Venid Cochrane arrogante.
Venid invicto Arenales,
A disipar tantos males
Venid o Libertadores
Que todos los moradores
De América agradecidos,
A vuestros triunfos debidos
Consagran dignos honores».

Cuando San Martín entra a Lima, invitado por el cabildo, el acto legal de adjudicación de poderes (en realidad un “golpe de estado” en toda regla efectuado por “personas de conocida probidad, luces y patriotismo”) había tenido ya lugar el Domingo 15 de Julio. En sesión presidida por el alcalde Isidro Cortázar y Abarca, conde de San Isidro, un noble español al cual el mismo Virrey la Serna le había confiado, por así decirlo, las llaves de la ciudad.

Gracias a Alberto Tauro del Pino y a su infaltable Enciclopedia Ilustrada del Perú (1987) se puede conocer detalles biográficos de la mayoría de los firmantes de lo que se podría considerar la partida de Nacimiento de nuestra República. Sin bien hay muchos “Criollos”, hijos de españoles nacidos en el Perú, abundan los españoles peninsulares, oficiales en funciones del virreinato.

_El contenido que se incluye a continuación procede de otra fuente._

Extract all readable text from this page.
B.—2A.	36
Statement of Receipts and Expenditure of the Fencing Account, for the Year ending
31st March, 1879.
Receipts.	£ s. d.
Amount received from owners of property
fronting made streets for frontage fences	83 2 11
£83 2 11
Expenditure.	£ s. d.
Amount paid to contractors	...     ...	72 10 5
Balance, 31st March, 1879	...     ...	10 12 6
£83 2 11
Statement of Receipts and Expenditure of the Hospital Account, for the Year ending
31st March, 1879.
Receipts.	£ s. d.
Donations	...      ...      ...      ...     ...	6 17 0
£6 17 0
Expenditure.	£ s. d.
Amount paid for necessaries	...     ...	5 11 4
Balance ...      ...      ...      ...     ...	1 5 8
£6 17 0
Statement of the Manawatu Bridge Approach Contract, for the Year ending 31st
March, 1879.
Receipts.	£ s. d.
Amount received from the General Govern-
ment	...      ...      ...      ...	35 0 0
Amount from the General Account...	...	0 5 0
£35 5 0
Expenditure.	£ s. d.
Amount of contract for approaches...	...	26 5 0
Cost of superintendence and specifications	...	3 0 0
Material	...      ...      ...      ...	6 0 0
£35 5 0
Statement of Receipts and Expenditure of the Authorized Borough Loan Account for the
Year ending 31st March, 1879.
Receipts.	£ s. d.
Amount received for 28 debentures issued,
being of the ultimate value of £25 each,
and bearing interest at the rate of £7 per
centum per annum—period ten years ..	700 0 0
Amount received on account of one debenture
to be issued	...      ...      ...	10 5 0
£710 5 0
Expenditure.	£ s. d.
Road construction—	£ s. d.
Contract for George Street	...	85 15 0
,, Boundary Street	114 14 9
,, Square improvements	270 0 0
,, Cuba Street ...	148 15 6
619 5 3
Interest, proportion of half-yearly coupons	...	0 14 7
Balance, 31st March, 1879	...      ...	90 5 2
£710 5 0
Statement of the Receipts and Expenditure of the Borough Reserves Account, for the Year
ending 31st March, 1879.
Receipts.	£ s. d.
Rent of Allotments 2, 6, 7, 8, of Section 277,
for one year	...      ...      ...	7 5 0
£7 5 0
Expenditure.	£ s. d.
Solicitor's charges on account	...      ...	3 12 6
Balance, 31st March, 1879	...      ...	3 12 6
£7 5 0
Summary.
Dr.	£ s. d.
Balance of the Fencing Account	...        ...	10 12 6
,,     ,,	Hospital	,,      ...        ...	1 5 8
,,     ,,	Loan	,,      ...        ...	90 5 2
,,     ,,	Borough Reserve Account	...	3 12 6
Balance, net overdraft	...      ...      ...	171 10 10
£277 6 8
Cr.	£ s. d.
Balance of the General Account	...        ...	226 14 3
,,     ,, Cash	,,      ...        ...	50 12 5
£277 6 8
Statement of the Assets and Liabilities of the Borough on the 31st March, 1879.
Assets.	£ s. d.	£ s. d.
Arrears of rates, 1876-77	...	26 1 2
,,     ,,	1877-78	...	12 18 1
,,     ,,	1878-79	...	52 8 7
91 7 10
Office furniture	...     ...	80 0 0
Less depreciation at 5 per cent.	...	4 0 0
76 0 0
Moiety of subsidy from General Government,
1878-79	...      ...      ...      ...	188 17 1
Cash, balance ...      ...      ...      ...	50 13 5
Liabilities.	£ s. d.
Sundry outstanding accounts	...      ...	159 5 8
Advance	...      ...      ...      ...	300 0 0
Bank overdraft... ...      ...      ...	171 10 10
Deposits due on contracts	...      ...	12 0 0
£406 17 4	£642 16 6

No debe sorprendernos pues que después de los grandes fastos del 28 de Julio, todo siguiera igual pues los protagonistas en el tablado del poder seguían siendo los mismos.

Es importante reflexionar sobre ese momento fundacional de nuestra existencia como país, como estado, como nación. Pero hagámoslo con consciencia critica, sin complacencias. No olvidemos que quien “no conoce su historia, se condena a repetirla”.